In Youell v. Cincinnati Ins. Co., 2018 Ind. App. LEXIS 497 (2018), the Court of Appeals of Indiana considered whether a landlord’s carrier could bring a subrogation claim against a commercial tenant for fire-related damages when the lease, which did not reference subrogation, explicitly required the landlord to maintain fire insurance coverage for the leased premises. The court held that subrogation was barred because the provision requiring the landlord to maintain fire insurance established an agreement to provide both parties with the benefits of insurance. The Youell case establishes that, in Indiana, if the lease explicitly states that the landlord will maintain fire casualty insurance for the building, the lease evidences an agreement by the parties to shift the risk of loss to the insurer. This agreement bars a landlord’s insurance carrier from subrogating against a commercial tenant in the event of a casualty.
In 2013, the building owner, Greg Dotson, began leasing a commercial building to Robert Youell for his tire business, Best One Giant Tire, Inc. (collectively, Youell). The lease agreement required that the landlord maintain fire and extended coverage insurance on the building and the leased premises. The lease also required the tenant to purchase fire and extended coverage insurance for its personal property. The lease did not mention subrogation. Dotson obtained a property insurance policy through Cincinnati Insurance.
In 2015, a fire occurred in the building. Cincinnati Insurance paid Dotson for the loss. In 2017, Cincinnati Insurance filed a subrogation action against Youell seeking to recover what it paid for this loss. Youell filed a motion for judgment on the pleadings on grounds that subrogation was barred because Dotson’s agreement to provide property insurance was for the benefit of both the landlord and tenant. The lower court denied the motion, and Youell filed an interlocutory appeal.
The Court of Appeals recognized Indiana’s precedent stating that if the language of a contract is unambiguous, the parties’ intent will be determined from the four corners of the contract. The court also acknowledged that Indiana courts have adopted a “case-by-case approach” with respect to landlord-tenant subrogation cases. Thus, the question of whether a landlord’s carrier can subrogate against a tenant depends on the reasonable expectations of the parties to a lease as ascertained from the lease as a whole.
Examining the lease agreement between Dotson and Youell, the court found that the lease unambiguously provided that Dotson would insure the building and Youell would insure its personal property inside the building. In addition, the court found that the insurance provision was an agreement to provide both parties with the benefits of the insurance “and expressly allocated the risk of loss in case of fire to insurance.” The court held that a party who agrees to purchase insurance has no cause of action against the party for whose benefit the insurance was intended. Since the rights of the landlord’s subrogated insurance carrier rose no higher than the rights of the landlord, the court held that the landlord’s carrier was barred from subrogating against Youell. Thus, the Court of Appeals reversed the lower court’s decision with an instruction to grant Youell’s motion for judgment on the pleadings.

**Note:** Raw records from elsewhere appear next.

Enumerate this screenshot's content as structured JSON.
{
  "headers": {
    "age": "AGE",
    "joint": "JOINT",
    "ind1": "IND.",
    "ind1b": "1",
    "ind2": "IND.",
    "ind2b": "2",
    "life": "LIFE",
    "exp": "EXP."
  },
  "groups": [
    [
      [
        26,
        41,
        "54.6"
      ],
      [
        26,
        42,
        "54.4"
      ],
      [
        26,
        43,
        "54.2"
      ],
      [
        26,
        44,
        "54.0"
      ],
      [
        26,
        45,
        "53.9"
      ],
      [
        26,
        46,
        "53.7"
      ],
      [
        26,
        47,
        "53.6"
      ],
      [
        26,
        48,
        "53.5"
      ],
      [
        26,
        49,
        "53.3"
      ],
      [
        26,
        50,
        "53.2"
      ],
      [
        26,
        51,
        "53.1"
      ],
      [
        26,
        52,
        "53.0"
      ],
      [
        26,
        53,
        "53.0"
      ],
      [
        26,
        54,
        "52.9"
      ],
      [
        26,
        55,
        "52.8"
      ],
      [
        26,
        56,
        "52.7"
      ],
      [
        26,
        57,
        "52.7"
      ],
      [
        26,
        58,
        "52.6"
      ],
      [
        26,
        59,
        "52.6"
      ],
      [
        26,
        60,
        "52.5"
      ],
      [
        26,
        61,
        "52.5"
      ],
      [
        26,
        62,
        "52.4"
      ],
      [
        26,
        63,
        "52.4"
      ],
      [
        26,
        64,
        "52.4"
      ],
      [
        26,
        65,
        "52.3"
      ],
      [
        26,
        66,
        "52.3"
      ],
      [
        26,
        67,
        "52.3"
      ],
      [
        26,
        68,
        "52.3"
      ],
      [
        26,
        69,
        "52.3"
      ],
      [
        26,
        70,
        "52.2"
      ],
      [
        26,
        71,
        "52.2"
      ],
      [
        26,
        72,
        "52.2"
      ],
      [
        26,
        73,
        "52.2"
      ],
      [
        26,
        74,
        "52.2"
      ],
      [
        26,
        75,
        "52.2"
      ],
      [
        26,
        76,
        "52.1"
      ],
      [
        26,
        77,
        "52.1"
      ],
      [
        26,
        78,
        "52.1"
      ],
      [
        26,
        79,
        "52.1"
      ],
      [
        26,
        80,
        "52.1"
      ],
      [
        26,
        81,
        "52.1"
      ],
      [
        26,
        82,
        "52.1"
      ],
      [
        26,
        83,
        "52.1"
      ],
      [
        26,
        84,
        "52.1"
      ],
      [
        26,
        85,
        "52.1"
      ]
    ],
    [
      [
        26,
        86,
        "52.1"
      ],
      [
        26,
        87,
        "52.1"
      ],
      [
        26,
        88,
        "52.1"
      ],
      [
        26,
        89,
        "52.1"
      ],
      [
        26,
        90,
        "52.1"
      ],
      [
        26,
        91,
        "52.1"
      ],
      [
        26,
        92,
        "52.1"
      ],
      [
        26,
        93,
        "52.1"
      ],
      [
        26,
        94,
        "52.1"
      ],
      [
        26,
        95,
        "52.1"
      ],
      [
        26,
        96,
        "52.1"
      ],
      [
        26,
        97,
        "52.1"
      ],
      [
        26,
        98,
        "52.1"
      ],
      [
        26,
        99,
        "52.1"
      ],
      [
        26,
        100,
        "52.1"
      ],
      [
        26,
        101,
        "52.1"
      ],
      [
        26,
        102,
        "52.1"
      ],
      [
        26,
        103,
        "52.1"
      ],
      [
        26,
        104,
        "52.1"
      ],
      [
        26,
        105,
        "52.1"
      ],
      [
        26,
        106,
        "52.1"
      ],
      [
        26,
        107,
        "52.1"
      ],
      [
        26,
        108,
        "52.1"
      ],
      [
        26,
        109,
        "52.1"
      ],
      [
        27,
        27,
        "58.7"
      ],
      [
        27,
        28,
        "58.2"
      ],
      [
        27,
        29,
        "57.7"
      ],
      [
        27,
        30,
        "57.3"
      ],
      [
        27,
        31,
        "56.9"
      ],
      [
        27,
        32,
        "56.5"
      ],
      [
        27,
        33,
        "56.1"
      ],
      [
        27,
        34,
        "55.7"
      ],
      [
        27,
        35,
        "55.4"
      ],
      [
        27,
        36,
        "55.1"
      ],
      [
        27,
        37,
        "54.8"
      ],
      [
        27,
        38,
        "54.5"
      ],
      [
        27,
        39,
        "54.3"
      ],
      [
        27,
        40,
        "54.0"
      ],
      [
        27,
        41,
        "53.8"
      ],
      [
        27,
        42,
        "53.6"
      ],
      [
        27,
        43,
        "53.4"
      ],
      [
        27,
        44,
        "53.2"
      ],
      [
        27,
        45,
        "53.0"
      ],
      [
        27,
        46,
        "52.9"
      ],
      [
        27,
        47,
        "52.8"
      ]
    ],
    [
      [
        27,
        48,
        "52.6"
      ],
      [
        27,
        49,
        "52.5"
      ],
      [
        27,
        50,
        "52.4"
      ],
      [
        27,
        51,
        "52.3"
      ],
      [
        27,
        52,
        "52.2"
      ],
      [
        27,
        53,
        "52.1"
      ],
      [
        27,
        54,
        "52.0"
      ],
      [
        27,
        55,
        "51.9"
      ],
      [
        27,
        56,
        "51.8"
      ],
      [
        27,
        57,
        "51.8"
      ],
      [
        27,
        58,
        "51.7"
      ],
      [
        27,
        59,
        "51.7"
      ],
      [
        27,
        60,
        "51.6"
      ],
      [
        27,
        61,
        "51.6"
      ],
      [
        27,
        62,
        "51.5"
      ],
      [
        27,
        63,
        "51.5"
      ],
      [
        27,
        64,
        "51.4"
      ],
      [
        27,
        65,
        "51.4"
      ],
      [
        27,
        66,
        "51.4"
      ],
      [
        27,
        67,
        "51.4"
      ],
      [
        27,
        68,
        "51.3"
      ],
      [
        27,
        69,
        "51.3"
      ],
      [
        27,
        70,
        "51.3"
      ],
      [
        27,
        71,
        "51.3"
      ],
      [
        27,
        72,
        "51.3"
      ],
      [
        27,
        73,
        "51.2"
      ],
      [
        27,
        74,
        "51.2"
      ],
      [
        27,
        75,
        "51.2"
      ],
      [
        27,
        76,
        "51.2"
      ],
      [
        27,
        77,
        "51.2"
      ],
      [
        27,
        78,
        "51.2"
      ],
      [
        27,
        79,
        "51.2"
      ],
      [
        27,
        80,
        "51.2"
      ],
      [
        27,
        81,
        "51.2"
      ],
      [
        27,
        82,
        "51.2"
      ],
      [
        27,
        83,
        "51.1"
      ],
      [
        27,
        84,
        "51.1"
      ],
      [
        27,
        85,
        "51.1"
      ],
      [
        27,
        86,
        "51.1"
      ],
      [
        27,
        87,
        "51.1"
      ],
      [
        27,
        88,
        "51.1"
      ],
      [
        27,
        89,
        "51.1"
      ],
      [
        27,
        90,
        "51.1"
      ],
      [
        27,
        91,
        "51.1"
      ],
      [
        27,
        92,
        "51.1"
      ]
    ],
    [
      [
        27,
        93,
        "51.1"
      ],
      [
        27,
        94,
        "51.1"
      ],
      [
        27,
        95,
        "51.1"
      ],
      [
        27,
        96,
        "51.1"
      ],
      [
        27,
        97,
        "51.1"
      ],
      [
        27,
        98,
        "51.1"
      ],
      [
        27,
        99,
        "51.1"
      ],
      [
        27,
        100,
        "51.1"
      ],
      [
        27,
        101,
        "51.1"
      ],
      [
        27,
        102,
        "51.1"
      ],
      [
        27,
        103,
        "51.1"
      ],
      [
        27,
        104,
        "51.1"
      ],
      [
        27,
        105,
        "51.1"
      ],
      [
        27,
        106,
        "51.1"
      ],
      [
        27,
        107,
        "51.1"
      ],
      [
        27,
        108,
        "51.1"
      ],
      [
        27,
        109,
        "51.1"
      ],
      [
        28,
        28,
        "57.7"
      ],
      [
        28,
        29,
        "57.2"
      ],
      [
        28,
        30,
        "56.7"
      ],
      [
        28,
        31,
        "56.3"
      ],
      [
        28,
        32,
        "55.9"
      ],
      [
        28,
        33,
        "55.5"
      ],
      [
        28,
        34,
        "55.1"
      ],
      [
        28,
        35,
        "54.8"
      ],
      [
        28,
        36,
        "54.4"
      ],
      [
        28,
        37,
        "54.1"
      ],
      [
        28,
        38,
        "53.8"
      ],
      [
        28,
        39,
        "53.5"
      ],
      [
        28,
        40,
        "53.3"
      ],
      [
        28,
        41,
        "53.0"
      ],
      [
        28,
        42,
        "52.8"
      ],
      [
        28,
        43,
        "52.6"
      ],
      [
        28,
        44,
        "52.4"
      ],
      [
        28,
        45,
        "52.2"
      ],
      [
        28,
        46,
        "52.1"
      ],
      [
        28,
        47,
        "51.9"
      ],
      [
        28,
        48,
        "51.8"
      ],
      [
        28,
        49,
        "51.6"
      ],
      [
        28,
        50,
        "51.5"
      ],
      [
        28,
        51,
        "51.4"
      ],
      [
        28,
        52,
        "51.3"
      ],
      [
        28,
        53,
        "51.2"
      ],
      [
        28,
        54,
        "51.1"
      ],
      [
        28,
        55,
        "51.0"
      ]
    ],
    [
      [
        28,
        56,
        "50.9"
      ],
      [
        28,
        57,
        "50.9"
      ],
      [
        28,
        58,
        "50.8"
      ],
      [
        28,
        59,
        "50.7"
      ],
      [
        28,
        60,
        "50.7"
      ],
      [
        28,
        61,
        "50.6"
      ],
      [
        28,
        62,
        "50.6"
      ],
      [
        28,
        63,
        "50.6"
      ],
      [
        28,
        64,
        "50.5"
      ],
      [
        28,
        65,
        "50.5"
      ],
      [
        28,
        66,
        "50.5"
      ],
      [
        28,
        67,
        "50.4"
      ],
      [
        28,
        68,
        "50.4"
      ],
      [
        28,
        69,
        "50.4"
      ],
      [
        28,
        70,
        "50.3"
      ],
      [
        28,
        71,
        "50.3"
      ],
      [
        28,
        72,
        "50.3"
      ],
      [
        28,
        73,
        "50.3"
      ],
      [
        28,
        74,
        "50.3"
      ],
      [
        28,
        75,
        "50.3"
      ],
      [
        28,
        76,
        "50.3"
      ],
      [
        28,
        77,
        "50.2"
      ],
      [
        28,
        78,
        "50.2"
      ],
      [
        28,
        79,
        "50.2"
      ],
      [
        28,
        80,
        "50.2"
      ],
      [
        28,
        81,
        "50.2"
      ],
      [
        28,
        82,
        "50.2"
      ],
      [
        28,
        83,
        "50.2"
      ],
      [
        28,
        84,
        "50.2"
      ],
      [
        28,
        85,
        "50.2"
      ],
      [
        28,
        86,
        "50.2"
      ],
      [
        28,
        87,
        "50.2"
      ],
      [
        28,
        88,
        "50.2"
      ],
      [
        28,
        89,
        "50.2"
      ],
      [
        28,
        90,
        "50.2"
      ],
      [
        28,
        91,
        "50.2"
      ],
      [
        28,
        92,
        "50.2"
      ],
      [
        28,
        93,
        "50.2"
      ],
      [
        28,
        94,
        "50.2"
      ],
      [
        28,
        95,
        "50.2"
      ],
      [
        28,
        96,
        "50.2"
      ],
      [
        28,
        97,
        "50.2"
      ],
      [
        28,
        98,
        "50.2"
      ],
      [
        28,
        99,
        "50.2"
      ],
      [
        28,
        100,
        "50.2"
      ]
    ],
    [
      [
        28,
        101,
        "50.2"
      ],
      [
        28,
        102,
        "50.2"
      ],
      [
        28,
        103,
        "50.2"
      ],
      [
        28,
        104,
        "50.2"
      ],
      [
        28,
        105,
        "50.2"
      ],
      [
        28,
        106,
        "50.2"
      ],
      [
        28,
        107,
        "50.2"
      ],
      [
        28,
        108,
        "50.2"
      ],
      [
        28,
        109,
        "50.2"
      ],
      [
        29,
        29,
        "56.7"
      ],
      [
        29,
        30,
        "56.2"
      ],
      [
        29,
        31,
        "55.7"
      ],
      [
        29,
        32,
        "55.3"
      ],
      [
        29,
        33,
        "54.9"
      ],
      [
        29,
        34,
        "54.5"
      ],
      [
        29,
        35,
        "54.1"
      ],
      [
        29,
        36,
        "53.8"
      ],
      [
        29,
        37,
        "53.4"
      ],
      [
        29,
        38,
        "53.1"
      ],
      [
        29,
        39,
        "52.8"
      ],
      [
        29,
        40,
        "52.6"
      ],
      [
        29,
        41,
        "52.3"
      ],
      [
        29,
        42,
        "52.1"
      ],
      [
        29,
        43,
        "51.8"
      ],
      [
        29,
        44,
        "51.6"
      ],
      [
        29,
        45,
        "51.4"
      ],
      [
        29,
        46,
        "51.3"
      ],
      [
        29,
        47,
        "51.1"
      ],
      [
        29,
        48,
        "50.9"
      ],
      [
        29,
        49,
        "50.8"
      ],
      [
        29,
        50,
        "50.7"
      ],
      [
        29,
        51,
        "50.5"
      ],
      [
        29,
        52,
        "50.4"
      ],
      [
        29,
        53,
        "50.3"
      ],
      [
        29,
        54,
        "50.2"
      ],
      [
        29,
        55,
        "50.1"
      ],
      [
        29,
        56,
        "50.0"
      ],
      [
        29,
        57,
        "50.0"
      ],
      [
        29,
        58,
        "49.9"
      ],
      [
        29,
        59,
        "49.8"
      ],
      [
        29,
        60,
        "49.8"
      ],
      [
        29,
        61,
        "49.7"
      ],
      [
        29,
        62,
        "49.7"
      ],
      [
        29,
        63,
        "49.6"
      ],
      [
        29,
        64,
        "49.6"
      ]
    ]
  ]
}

The Youell case establishes that, in Indiana, a lease provision explicitly requiring the landlord to maintain property insurance may evidence an agreement to shift the risk of loss to insurance, thereby prohibiting a landlord’s insurance carrier from subrogating against a tenant. This case is important to consider when evaluating whether subrogation is viable against an insured’s commercial tenant. While a lease may not explicitly address subrogation, subrogation professionals should review a lease’s insurance provisions to determine if the intent of the lease is to shift the risk of loss to insurance. If so, then the landlord’s carrier will be barred from subrogating against the tenant.